The yen retreated after the biggest jump since July and emerging-market stocks rose as investors assessed the impact from Donald Trump’s efforts to rework U.S. trade pacts and comments from U.S. Treasury Secretary nominee Steven Mnuchin on the dollar’s strength.
The dollar pared earlier losses sparked by Mnuchin’s comments that a strong U.S. currency could have a negative short-term effect on the economy. Equities in Tokyo fell to the lowest of the year while the MSCI Emerging Markets Index headed toward a three-month high. Gold retreated after touching the highest since November while oil climbed toward $53 a barrel. The yield on 10-year Australian bonds fell a second day.
While investors have been looking for details on campaign promises to boost growth and government spending, much of the incoming administration’s initial pronouncements targeted trade or pushed companies to invest more inside the U.S. President Trump promised a “very major” border tax and signed an executive order to withdraw the U.S. from the Trans-Pacific Partnership deal.
“The first couple of days of the new presidency have seen the rhetoric weighted toward protectionist policies while little detail is yet available on stimulus measures,” said Ric Spooner, Sydney-based chief analyst at CMC Markets Asia Ltd.
Trump’s pro-growth campaign-trail pronouncements helped drive a rally in equities and the dollar after his November election victory. Those trades have been largely unwinding this month as investors assess whether the moves had pushed prices too far, too fast. Meanwhile, money managers are turning their focus to earnings from some of the world’s largest companies, with Alphabet Inc. and Alibaba Group Holding Ltd. among those reporting results this week.
The Bloomberg Dollar Spot Index slid less than 0.1 percent as of 3:24 p.m. in Tokyo, after dropping as much as 0.3 percent earlier. The greenback has fallen for four straight weeks, the longest retreat since February.
The yen fell 0.3 percent to 113.02 per dollar, after jumping 1.7 percent the previous session.
The Australian dollar fell 0.2 percent and the New Zealand dollar slipped 0.1 percent after strengthening to levels last seen in November. The Mexican peso increased 0.4 percent.
The Topix fell 0.6 percent to the lowest since Dec. 7, led by declines in banks and exporters.
The MSCI Asia-Pacific Index fluctuated between gains of 0.3 percent and losses of as much as 0.1 percent. Australia’s S&P/ASX 200 Index rose 0.7 percent, after a two-day slide.

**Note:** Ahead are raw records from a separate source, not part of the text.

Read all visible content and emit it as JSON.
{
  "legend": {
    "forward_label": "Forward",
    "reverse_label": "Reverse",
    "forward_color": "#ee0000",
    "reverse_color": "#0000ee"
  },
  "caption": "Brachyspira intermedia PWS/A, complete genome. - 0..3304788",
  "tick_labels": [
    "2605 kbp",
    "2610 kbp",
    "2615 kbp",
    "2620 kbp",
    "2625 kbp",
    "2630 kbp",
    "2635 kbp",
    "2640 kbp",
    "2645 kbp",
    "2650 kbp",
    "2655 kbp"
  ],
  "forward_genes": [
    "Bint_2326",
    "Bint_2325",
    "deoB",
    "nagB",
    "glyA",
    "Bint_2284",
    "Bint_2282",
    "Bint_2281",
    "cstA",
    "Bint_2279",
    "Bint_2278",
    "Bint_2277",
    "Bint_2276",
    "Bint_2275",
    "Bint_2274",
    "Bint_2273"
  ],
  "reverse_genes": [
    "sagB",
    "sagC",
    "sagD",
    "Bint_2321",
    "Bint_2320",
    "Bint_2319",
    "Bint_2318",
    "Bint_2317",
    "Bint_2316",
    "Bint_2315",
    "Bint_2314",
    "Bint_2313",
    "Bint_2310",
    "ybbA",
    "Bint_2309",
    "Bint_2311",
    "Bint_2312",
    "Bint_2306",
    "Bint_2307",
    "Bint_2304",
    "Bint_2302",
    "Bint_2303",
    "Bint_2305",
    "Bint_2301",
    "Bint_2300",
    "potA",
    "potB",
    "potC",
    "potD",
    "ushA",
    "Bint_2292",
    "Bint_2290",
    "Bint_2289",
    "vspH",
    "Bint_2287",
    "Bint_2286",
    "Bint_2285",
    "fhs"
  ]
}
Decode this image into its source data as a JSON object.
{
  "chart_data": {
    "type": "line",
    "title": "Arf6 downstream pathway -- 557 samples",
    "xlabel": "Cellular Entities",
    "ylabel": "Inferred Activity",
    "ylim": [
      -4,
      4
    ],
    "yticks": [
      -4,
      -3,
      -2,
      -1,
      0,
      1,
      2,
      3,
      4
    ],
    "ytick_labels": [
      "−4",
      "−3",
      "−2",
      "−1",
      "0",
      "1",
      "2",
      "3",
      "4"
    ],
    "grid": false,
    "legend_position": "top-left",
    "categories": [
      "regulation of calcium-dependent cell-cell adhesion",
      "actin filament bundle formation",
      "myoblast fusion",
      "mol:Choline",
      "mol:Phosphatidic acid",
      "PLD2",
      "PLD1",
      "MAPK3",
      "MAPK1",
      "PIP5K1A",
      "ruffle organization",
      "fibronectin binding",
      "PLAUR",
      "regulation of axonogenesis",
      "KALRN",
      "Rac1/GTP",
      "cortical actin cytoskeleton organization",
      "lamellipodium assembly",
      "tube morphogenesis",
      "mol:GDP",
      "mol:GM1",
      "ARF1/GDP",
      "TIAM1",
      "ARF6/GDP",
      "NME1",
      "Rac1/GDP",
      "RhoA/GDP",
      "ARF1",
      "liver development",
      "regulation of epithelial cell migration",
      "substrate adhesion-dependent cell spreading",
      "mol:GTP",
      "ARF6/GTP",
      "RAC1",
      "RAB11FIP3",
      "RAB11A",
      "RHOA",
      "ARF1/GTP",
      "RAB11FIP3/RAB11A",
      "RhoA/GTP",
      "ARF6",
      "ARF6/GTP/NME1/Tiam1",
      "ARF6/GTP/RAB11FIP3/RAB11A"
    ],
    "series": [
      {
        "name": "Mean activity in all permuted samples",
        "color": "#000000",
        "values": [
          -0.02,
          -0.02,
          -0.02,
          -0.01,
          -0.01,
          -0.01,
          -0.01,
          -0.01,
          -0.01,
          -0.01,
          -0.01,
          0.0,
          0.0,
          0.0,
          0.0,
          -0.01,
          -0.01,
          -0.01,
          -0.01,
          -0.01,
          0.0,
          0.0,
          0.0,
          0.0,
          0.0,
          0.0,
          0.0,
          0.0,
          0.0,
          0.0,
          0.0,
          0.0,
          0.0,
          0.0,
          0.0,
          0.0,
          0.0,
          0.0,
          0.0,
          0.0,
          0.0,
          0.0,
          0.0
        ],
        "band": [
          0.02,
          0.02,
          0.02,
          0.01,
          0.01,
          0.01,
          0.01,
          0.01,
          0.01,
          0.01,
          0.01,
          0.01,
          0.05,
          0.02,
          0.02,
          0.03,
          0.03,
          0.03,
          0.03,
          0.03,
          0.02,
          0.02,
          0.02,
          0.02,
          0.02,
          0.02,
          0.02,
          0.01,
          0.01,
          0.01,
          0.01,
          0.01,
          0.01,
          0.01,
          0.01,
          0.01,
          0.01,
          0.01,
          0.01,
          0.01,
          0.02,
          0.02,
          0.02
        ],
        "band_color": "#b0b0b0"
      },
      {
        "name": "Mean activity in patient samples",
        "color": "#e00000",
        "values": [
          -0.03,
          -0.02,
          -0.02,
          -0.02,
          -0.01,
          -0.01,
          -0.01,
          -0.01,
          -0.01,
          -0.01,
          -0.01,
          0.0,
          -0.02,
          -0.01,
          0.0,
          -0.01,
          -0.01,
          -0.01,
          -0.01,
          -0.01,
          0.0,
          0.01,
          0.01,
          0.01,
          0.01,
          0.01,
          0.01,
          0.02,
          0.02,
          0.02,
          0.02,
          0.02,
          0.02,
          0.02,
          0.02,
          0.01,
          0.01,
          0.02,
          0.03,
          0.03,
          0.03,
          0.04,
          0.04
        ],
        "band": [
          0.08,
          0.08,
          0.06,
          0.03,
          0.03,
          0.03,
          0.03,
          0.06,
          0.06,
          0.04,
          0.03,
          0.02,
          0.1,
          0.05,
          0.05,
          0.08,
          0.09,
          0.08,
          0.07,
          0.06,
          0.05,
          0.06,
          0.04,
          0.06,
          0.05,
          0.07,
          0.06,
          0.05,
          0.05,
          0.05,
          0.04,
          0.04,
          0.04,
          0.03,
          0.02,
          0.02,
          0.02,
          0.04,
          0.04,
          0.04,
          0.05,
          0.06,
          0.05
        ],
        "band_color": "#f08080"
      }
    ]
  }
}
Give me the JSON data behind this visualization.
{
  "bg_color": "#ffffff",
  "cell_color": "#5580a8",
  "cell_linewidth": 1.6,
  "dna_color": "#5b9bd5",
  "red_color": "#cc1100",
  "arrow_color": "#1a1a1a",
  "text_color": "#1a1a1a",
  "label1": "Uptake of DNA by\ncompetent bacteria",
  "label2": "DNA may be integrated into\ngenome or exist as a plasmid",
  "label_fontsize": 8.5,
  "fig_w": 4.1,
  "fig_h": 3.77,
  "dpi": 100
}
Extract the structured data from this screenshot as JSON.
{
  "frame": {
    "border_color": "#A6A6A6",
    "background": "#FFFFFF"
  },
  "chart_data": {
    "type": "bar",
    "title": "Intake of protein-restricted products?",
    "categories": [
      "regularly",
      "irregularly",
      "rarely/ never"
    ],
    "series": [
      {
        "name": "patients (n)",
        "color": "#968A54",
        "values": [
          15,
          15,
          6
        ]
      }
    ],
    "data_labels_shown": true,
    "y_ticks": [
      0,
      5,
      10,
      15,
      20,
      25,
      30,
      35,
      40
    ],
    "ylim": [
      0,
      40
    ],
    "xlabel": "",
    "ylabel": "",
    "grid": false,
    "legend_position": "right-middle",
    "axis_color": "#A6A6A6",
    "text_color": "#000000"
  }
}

The MSCI Emerging Markets Index headed toward the highest closing price since October, with Indonesia’s benchmark up 0.6 percent. Vietnam stocks are trading near the highest since 2008, while those in Singapore, Taiwan and Thailand are at levels unseen in more than a year.
Hong Kong’s Hang Seng added 0.2 percent and the Shanghai Composite Index advanced 0.1 percent.
Futures on the S&P 500 Index slipped less than 0.1 percent after the gauge fell 0.3 percent on Monday.
The Stoxx 600 benchmark index of European shares fell 0.4 percent on Monday to the lowest close since December.
The yield on the 10-year Treasury was steady at 2.40 percent after it declined seven basis points Monday; bonds had extended their rally after Trump vowed “a very major border tax” on imports in a meeting with business leaders.
Australian bonds gained in the wake of Treasuries, with the yield on 10-year notes down six basis points to 2.70 percent.
Gold slipped 0.3 percent after climbing 0.7 percent Monday and touching a two-month high of $1,220.26 an ounce.
West Texas Intermediate crude rose 0.4 percent to $52.97 a barrel as Iraq said it’s close to implementing its share of pledged output curbs agreed with OPEC to trim bloated global inventories and stabilize the market. Oil slid 0.9 percent the previous session after U.S. drillers added the most rigs in more than three years.
Copper futures advanced 0.4 percent, increasing for a third day on prospects of stronger demand this year from the U.S. and China. Iron ore jumped 6 percent for its first gain in five days.